Randomized Clinical Trial of Activated Protein C for the Treatment of Acute Lung Injury

Abstract

Rationale: Microvascular injury, inflammation, and coagulation play critical roles in the pathogenesis of acute lung injury (ALI). Plasma protein C levels are decreased in patients with acute lung injury and are associated with higher mortality and fewer ventilator-free days. Objectives: To test the efficacy of activated protein C (APC) as a therapy for patients with ALI. Methods: Eligible subjects were critically ill patients who met the American/European consensus criteria for ALI. Patients with severe sepsis and an APACHE II score of 25 or more were excluded. Participants were randomized to receive APC (24 μg/kg/h for 96 h) or placebo in a double-blind fashion within 72 hours of the onset of ALI. The primary endpoint was ventilator-free days.
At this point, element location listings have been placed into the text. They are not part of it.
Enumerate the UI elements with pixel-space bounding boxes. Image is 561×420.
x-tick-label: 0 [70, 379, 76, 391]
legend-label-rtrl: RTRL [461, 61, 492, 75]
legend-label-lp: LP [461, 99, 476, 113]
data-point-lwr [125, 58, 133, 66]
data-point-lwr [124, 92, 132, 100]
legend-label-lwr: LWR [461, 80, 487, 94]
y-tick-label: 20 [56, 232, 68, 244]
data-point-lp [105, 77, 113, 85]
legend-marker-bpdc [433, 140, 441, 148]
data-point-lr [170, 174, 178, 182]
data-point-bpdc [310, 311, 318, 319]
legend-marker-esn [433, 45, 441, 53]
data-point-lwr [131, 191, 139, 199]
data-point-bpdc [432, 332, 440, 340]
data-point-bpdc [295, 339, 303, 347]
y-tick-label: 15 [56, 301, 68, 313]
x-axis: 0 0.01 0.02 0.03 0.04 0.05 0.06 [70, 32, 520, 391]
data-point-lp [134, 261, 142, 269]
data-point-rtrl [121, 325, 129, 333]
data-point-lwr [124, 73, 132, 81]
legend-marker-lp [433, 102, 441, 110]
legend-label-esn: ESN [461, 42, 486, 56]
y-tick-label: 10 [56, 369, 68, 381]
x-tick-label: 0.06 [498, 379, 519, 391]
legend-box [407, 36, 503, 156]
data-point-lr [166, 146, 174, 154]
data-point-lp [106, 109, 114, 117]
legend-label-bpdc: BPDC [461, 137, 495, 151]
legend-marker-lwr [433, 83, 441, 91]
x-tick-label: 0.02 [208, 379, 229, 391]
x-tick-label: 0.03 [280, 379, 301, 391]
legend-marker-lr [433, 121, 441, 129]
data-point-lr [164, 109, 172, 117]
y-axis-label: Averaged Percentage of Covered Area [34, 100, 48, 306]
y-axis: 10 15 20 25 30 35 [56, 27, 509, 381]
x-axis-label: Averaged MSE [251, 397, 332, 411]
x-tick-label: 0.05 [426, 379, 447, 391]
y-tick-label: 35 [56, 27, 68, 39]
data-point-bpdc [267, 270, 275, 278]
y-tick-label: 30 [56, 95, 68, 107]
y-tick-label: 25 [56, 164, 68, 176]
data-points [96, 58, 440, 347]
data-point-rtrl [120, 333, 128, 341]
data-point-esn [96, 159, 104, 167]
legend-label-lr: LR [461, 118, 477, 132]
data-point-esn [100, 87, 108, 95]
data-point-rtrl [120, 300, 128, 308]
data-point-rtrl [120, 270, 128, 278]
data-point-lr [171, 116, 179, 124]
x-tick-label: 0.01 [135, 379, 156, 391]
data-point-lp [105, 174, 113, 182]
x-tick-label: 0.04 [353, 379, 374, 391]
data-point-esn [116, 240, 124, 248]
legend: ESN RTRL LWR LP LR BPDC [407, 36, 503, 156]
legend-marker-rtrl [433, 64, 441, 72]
Measurements and Main Results: APC increased plasma protein C levels (P = 0.002) and decreased pulmonary dead space fraction (P = 0.02). However, there was no statistically significant difference between patients receiving placebo (n = 38) or APC (n = 37) in the number of ventilator-free days (median [25–75% interquartile range]: 19 [0–24] vs. 19 [14–22], respectively; P = 0.78) or in 60-day mortality (5/38 vs. 5/37 patients, respectively; P = 1.0). There were no differences in the number of bleeding events between the two groups. Conclusions: APC did not improve outcomes from ALI. The results of this trial do not support a large clinical trial of APC for ALI in the absence of severe sepsis and high disease severity. Clinical trial registered with www.clinicaltrials.gov (NCT 00112164).